Being the net savvy, modern dame that I am I started looking around the internet for ideas and recipes. I've been to Morocco and I ate most of my meals with a Moroccan family, but they were not feast meals, so I'm pretty ignorant of what to feed feasters. I found a terrific page! It says what the meal should be. Unfortunately, I could not bring myself to serve a first course of chicken, a second course of lamb and a third course of meaty and beany cous cous. So I am making phyllo wrapped spinach-cheese Greek Spanikopita and saying, "close enough." That will be served with two Moroccan salads, one of eggplant/aubergine and the other of spicy beans. Then the lamb cooked Moroccan style will be served with a vegetarian cous cous, which is something I ate in Morocco, the cous cous that is. A plea is made for Baklava, but I served that just a few weeks ago so I am making a different Middle-Eastern dessert that is a custard baked in a phyllo wrapping.
The suggested first course was Bstilla, and it does sound wonderful, so I'll make it for a meal in which it will be the important dish. Have a look at that page. I found it worth saving.
It's always a relief once I know what's on the menu. The cooking part is comfortable for me. It's all the rest of it that drives me somewhat mad. The one thing that never bothers me for the 20th December party is what to wear. I always wear an embroidered black velvet caftan that I liberated from Hecht and Co. the first year I did this Afghan party. A person needs some fixed points in life, you know. Other than piling on tons of jewelry in honor of all the Sultanas that went before me, a shower and more makeup than is strictly proper on a woman of my age will happen in the morning and I won't look in the mirror again. All that stuff is on a list and already checked for readiness. Mine is not as glamorous as this one because the embroidery is black on black.
The next list is the shopping list. I did that Wednesday night and went to the shops this morning. For once I found everything, but then we have five Arab butchers in town! You may have to go to all of them, but you will find everything it takes to eat like a Tunisian, a Libyan, an Algerian or a Moroccan. Except the melon between the dinner and the dessert. Does that not sound a bit much?
So now the table is planned, the bay branches cut for it, the silver cleaned, candles stuck in solidly, the filling for the first course is made and ready to wrap tomorrow and believe it or not, with some elbow grease tomorrow, there's going to be a party!

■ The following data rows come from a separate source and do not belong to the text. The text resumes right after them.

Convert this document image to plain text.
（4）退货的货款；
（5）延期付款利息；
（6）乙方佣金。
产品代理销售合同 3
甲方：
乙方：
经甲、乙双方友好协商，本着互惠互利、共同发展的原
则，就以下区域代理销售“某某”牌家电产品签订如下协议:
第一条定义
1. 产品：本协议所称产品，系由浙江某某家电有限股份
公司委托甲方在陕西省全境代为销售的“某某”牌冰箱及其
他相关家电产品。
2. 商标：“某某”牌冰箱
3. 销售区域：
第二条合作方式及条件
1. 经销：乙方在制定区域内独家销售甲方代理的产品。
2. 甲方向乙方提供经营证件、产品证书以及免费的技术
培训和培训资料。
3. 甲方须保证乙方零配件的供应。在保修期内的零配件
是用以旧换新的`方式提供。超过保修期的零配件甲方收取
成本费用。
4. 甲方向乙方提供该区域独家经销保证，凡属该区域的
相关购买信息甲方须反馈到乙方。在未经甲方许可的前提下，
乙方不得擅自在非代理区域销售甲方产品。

I hope you have a wonderful party Judith, I love the idea of the story telling. Can’t wait to hear all about it. Ciao bella
This was an exquisite post. Thank you for explaining your thinking and your preparations. This is exactly the sort of thing blogs are best at, and you\’ve hit a home run!
@Buck:
Thanks! I know some really young people read here, so I thought it might be useful to put it out there, because 45 years ago when I gave my first dinner party everything got done at a different time, the cream turned to butter and I forget to serve the bread.